Ateny insisted that the government of South Sudan "is not harassing journalists but the journalists are very irresponsible."

"Some media is acting very irresponsibly, like those who are publishing articles written by rebels or those making interviews with rebels who are saying we are going to capture this city or that. These are some of the things that the law will have to deal with them," he said.

He said that freedom of speech, which is guaranteed under South Sudan's constitution, "has limitations."

"We have not yet provided for limitations within our enacted laws and this is what we are working to ensure that the limitations come clearly so that those who are operating in South Sudan look at those limitations.
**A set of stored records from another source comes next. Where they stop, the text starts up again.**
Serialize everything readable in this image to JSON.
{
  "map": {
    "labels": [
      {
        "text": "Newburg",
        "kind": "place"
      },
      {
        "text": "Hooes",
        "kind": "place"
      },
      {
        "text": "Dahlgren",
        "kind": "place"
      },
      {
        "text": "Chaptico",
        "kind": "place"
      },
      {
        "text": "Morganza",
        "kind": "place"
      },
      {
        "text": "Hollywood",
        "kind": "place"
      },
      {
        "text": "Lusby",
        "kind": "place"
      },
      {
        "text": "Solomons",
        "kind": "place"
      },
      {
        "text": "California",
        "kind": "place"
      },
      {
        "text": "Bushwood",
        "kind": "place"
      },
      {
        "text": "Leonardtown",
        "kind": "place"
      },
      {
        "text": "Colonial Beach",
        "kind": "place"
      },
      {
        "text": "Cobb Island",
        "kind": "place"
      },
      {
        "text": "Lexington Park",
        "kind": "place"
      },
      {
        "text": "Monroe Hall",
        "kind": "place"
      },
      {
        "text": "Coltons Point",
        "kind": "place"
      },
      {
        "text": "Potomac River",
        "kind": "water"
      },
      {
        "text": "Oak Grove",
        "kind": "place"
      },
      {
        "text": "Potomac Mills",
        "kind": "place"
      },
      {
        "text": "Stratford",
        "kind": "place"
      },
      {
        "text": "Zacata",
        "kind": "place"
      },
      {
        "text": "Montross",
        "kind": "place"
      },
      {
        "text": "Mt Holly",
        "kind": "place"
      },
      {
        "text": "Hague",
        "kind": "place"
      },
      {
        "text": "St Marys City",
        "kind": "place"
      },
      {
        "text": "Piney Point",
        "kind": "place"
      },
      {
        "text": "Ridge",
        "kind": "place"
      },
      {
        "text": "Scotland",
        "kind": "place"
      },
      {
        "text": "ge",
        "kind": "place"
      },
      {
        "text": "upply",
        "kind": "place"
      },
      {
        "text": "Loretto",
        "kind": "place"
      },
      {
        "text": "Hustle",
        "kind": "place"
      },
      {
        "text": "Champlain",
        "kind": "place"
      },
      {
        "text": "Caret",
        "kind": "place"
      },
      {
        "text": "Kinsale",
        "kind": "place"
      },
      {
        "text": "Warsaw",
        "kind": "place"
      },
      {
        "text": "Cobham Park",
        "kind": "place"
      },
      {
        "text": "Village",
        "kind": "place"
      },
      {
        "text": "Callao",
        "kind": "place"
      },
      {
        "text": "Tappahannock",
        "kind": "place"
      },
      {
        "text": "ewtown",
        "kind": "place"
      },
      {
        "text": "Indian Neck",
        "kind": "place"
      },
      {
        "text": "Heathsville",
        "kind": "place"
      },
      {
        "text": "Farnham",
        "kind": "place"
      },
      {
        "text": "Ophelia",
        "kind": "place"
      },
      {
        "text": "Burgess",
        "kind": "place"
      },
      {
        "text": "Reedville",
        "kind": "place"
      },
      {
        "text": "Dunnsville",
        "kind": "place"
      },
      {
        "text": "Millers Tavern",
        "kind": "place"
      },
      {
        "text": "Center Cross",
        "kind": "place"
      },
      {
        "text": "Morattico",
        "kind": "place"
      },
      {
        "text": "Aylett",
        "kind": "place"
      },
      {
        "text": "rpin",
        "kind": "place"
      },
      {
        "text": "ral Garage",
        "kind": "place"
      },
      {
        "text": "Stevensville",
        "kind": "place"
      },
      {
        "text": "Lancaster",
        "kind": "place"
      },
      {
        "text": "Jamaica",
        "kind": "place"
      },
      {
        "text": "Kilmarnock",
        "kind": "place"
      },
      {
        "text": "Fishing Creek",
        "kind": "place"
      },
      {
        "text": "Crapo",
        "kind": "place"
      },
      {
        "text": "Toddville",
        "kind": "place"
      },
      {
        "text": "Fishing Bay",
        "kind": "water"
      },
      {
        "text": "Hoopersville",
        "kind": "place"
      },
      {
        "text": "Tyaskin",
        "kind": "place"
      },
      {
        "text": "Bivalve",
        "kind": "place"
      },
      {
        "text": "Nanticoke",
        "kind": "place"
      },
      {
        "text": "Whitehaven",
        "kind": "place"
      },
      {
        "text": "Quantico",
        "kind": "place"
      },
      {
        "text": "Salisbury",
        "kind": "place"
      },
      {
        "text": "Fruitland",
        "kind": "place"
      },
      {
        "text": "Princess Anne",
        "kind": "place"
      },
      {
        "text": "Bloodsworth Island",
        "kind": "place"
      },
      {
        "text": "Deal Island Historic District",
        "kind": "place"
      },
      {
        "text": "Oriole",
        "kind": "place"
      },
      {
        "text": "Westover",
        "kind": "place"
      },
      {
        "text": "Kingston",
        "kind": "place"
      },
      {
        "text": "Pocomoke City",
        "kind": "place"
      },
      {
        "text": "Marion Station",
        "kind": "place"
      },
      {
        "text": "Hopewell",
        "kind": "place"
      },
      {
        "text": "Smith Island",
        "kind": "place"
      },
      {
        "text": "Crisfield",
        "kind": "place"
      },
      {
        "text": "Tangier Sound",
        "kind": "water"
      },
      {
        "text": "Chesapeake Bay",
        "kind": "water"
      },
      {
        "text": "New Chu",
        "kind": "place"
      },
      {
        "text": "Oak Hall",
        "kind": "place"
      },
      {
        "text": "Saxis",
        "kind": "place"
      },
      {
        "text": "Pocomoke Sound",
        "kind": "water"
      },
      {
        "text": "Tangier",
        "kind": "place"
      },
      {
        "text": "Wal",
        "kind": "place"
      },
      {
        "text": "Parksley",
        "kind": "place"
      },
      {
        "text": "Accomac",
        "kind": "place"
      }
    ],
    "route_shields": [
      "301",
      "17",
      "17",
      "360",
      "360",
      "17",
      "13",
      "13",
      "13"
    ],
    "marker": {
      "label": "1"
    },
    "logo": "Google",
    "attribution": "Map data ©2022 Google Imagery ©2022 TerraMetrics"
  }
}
We cannot as a sovereign country... be dictated to by those who want to pass their own agenda," he said.

Listen to extracts from John Tanza's interview with Ateny by clicking on the link below.

Thirteen months ago, South Sudan agreed to be the first country to test drive a United Nations initiative aimed at creating a free and safe environment for media workers.

Several weeks later, veteran journalist Alfred Taban was detained and questioned over an opinion piece published in his paper that was critical of a former state governor.

Days before South Sudan was plunged into violence when fighting erupted in Juba on Dec. 15, Taban and another newspaper editor, Nhial Bol, said security officials seized their newspapers' print runs and brought Nhial in for questioning.

Taban said later he was told that his paper was confiscated "because we had published (coverage of) the press conference held the day before by the First Deputy Chairman of the SPLM, Dr. Riek Machar," at which the former vice president, who was sacked by President Salva Kiir in a government reshuffle in July, was critical of Kiir.

Machar was accused by Kiir of launching an abortive coup in December, plunging South Sudan into months of violence, which continued after a ceasefire was signed on January 23. Machar, who has denied the accusation, fled into hiding when the fighting broke out.